Müslüman akıl, bütün enerjisini gökten gelen haber üzerine yoğunlaştırırken, mülk’ün ve iktidarın kendisini ele geçirip dünyayı hakimiyetine alma savaşı verdi. Sonra ne mi oldu? Kendisi bizzat mülk ve iktidarın avucunun içinde buharlaştı. Her şey “nassa göre, nass için, nass tarafından” anlayışı Müslüman’ı öyle bir sarıp sarmaladı ki nass ile kendisine yabancılaşan Müslüman Sünni Saray İktidarlarını ve Şii İmamet kulelerini kurmayı ve yüceltmeyi hayat ve insan kitabının ön sözü haline getirdi. Yunan medeniyeti “felsefe“, modern Batı “azgın üretim-tüketim ekseninde teknoloji” atolyesi olmuşken, Müslümanların medeniyeti de esas itibariyle “nass medeniyeti” oldu. Bundan dolayı din, felsefe, fıkıh, belagat, hadis, tefsir alanlarında verim alınırken, İbn-i Haldun’un ifadesiyle “nakli ilimlerdeki bu verimlilik maalesef akli ilimlere taşınamamıştır.” Dünyevi olarak başarı, insan ilişkilerini din eksenli düzenleyen fıkıhta ve gerek kültürü gerekse insanları kontrol altında tutan siyaset ve askerlik alanlarında kendini gösterebilmiştir. Bu durumda Müslüman akıl “teorik” ve “nass” merkezli yüzüyle yeni aletler üreten medeniyet adına empoze edilmiş modern Batı karşısında ayakta kalması ve insanlığın sorumluluğunu hakkıyla yerine getirmesi nasıl söz konusu olabilirdi ki?

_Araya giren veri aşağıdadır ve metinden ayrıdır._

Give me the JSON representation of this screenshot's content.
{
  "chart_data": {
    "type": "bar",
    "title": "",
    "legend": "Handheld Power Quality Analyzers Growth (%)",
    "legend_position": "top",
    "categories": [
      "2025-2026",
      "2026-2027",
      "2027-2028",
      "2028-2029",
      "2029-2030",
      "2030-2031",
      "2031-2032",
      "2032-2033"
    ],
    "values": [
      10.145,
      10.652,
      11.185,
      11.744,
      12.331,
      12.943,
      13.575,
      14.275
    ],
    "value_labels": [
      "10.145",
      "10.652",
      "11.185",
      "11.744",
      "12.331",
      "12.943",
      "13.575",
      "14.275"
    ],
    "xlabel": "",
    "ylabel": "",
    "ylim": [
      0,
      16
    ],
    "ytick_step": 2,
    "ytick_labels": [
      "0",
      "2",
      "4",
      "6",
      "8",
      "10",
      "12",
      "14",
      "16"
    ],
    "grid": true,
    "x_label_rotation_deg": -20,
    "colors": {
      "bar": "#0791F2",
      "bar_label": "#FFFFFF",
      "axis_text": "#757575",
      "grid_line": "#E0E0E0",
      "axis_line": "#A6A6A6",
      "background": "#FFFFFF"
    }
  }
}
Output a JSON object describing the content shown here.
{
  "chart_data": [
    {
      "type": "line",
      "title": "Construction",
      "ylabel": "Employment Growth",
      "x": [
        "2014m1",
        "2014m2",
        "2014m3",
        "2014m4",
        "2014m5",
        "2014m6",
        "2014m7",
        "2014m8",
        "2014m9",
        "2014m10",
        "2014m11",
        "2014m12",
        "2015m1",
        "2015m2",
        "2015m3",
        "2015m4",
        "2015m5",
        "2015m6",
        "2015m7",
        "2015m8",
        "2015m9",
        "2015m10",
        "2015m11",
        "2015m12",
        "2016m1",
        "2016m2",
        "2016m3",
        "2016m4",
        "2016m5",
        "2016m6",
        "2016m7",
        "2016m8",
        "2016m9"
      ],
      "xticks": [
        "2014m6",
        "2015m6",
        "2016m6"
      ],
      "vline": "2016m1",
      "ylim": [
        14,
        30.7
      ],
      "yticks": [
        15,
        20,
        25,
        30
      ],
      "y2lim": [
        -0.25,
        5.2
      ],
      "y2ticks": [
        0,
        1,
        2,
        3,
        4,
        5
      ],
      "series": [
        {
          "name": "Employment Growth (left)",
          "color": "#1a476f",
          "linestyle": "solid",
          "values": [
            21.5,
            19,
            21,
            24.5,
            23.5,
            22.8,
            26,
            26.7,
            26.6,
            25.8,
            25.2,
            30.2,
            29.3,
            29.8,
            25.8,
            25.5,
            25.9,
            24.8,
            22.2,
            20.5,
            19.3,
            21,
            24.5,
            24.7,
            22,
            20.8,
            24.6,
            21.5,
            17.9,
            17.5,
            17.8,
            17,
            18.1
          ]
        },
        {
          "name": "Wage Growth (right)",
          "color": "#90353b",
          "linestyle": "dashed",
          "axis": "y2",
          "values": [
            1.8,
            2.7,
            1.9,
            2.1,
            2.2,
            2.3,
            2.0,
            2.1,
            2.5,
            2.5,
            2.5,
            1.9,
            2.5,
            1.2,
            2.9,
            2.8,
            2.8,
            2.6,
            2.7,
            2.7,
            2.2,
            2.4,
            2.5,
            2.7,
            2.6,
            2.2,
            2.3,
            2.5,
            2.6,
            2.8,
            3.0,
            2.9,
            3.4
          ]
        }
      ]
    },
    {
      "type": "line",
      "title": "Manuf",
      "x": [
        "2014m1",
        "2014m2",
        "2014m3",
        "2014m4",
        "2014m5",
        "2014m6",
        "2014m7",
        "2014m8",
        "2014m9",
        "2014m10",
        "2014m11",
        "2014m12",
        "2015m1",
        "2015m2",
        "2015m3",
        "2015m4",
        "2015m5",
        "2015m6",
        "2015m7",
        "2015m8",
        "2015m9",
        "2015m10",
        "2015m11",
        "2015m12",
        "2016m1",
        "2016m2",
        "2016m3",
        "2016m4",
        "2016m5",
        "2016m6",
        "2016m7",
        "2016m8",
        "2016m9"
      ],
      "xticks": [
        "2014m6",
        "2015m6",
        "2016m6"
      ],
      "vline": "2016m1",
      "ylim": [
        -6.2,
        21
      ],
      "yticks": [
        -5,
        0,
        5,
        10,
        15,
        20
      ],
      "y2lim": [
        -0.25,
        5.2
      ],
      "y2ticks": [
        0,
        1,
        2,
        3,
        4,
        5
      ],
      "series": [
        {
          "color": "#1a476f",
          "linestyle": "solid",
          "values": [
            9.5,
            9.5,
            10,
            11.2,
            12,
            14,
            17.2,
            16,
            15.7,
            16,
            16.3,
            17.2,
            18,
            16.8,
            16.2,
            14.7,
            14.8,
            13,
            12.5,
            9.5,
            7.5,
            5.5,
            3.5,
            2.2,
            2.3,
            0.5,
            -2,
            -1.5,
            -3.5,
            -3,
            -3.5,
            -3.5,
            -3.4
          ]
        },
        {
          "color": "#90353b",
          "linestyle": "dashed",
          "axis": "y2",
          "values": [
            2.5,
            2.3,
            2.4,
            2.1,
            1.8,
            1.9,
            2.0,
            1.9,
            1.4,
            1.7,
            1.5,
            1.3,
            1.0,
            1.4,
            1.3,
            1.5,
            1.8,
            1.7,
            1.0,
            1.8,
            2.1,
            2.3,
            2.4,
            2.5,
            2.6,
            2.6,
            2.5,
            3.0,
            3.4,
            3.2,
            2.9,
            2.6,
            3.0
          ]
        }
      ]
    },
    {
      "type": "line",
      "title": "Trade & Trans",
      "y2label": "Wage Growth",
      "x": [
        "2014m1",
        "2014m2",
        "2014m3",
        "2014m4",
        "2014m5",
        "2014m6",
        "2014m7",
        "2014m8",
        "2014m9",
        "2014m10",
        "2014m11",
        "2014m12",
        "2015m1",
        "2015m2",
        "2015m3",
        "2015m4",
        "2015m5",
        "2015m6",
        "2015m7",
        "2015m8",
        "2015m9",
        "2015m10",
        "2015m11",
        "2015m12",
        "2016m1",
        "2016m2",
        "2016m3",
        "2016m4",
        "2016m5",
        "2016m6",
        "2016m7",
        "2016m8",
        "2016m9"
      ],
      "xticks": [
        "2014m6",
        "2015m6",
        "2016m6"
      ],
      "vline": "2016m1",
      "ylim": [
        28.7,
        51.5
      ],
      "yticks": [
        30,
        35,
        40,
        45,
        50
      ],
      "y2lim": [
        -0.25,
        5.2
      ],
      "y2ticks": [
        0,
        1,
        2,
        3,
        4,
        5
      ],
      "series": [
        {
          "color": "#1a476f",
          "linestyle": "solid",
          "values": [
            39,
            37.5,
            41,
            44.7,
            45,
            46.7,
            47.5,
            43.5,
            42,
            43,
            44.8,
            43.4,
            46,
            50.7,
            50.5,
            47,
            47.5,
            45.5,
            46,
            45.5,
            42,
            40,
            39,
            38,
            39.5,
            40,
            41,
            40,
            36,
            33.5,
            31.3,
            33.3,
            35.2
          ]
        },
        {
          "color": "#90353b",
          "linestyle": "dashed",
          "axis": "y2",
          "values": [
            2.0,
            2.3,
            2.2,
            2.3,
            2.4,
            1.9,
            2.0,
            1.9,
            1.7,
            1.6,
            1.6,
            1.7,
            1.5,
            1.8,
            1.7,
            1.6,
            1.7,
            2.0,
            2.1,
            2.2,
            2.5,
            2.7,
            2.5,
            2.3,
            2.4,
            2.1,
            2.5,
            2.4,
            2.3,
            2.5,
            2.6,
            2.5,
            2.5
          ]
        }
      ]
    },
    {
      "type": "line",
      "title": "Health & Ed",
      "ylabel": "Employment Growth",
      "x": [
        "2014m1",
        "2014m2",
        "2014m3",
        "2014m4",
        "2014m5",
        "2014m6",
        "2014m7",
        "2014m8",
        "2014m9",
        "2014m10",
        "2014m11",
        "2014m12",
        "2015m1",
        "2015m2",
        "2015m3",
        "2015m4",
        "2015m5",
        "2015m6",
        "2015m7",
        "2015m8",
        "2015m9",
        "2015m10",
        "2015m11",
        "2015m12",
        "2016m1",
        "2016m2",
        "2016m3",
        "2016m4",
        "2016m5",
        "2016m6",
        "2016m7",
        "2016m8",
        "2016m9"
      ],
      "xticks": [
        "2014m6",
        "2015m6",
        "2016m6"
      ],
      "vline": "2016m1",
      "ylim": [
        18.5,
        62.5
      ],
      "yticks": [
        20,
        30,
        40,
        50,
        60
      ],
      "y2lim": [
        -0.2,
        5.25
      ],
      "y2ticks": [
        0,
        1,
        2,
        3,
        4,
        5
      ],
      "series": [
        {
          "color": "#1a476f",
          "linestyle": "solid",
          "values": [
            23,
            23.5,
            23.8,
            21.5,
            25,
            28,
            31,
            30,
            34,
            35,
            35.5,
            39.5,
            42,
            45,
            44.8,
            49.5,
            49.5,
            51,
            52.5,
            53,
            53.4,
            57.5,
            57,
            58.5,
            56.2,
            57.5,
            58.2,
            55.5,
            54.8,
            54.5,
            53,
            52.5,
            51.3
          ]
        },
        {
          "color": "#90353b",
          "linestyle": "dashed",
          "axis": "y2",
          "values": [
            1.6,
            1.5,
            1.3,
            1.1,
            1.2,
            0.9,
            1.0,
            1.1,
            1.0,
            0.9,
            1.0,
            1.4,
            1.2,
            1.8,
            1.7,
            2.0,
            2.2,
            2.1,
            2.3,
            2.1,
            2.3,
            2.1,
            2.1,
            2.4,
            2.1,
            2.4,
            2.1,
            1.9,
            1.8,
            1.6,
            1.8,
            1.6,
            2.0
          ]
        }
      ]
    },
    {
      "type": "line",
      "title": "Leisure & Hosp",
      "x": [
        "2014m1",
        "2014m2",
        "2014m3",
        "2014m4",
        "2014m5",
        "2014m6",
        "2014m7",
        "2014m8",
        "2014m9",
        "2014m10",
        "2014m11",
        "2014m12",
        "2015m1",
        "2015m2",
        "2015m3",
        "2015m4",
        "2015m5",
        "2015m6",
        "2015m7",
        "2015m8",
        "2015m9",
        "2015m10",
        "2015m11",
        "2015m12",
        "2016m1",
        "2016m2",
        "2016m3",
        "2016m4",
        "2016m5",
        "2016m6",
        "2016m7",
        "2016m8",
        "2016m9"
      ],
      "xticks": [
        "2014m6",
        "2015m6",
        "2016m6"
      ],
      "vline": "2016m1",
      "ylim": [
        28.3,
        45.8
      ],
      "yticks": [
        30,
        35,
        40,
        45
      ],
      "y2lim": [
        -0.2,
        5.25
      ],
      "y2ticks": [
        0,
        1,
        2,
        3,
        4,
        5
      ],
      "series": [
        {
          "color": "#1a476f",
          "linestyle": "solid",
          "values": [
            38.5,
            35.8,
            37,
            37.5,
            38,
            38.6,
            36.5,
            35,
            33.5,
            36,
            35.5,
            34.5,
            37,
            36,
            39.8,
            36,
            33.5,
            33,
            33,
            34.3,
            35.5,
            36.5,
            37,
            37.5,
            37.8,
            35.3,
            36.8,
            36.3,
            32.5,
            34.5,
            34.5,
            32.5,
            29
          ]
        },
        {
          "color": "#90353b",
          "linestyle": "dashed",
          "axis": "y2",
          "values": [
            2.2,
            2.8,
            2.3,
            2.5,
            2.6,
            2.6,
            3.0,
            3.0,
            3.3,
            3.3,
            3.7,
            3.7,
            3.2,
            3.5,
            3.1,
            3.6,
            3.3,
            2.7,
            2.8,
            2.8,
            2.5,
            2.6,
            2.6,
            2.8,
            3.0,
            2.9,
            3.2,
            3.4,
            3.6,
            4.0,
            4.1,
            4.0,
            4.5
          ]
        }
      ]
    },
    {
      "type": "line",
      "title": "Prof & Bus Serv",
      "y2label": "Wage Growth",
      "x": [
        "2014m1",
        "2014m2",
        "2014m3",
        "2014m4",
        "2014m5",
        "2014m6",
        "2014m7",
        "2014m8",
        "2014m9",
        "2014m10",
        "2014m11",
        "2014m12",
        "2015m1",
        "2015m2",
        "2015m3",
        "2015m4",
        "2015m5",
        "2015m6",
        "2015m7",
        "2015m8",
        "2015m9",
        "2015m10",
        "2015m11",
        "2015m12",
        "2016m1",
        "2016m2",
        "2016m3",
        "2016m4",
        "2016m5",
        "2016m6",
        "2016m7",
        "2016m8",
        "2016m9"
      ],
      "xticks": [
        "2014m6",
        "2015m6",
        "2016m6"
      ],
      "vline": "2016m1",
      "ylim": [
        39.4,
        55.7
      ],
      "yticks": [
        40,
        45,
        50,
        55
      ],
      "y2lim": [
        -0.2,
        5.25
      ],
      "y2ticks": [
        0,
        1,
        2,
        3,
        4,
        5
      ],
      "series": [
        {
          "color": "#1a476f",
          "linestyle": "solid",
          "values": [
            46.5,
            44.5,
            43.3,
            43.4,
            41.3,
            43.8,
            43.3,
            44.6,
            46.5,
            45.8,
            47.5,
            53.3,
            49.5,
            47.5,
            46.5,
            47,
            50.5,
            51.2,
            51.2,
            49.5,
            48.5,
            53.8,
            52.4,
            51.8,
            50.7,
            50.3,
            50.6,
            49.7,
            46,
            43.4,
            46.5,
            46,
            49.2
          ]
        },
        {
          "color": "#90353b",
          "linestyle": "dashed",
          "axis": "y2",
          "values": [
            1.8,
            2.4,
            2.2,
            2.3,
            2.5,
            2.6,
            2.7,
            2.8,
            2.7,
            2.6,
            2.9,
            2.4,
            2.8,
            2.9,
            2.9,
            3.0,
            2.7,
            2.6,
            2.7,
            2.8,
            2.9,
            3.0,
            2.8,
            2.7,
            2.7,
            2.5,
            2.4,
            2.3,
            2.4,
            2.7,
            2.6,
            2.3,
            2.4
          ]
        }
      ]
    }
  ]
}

Aline olan İslamcı, Kur’an’a “indirilmiş hazır paket program” olarak bakmaktan vazgeçip, “şuur ve etki uyandıran bir referans çerçevesi” olarak bakmayı beceremedikçe, aleti seküler modernizmin kucağına terk etmeye devam edecek, böylece bir tabiat medeniyeti olarak değil, bir kitap medeniyeti olarak seküler modern küreselleşmeye kendisi bizzat taze kan olmaya devam edecektir. Müslüman akıl nassa her sığındığında tabiata ve dünyaya hırsızlar ve yağmacılar girmeye devam edecektir. Çünkü yere basmayı “dinden çıkmak”, göğe bakan hâkim siyasetler kurmayı ise “İslamcılık/Allah’ın hakimiyeti” zanneden bir yoksullaşmanın karşısında duracak olan halife/sorumlu insan, yerini politize olmuş, ideoloji alinasyonuna tutulmuş Müslüman’a bırakmaktadır.

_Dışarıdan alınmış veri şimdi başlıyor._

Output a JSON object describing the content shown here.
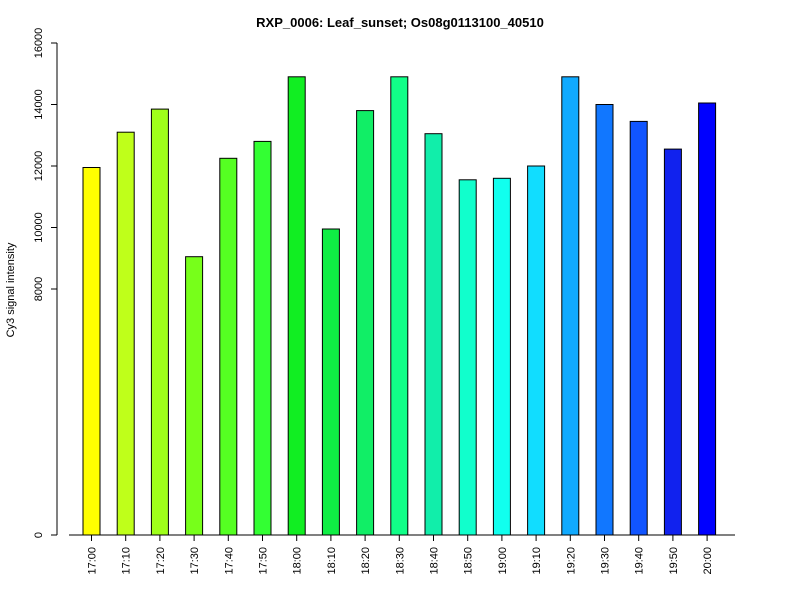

Alinasyon hastalığına tutulan İslamcı, aklı nakle, Ehl-i Rey‘i Ehl-i Hadis’e, geleneğindeki Irak ekolünü de Hicaz ekolüne terk etti. Buna mukabil acılı haykırışlar içinde, hataları ve doğrularıyla tarihsel açıdan en yakın zaman dilimleri içinden Afganiler, Abduhlar, M. Akifler, Şeriatiler, Kutuplar, Esedler, Cabiriler, Fazlurrahmanlar geleceği kurmak için var güçleriyle çalıştılar. Oysa İslamcı, beyan bilgi sistemindeki nakilci karakter üzerinden selefi kendi çağına taşımak yerine, onların doğrularından aldığı ilhamla kendi çağını hayret ve şüphenin, aşkın ve ızdırabın doğum haliyle yeniden kurmanın derdinde olmalıydı. Zira dünyanın vicdan-ahlak-adalet düzleminde aradığı, tasarladığı insani duruşun felsefedeki karşılığı “ideal insan”, evrensel dildeki karşılığı “adil insan” dinî literatürdeki karşılığı ise “İnanan kul”dur!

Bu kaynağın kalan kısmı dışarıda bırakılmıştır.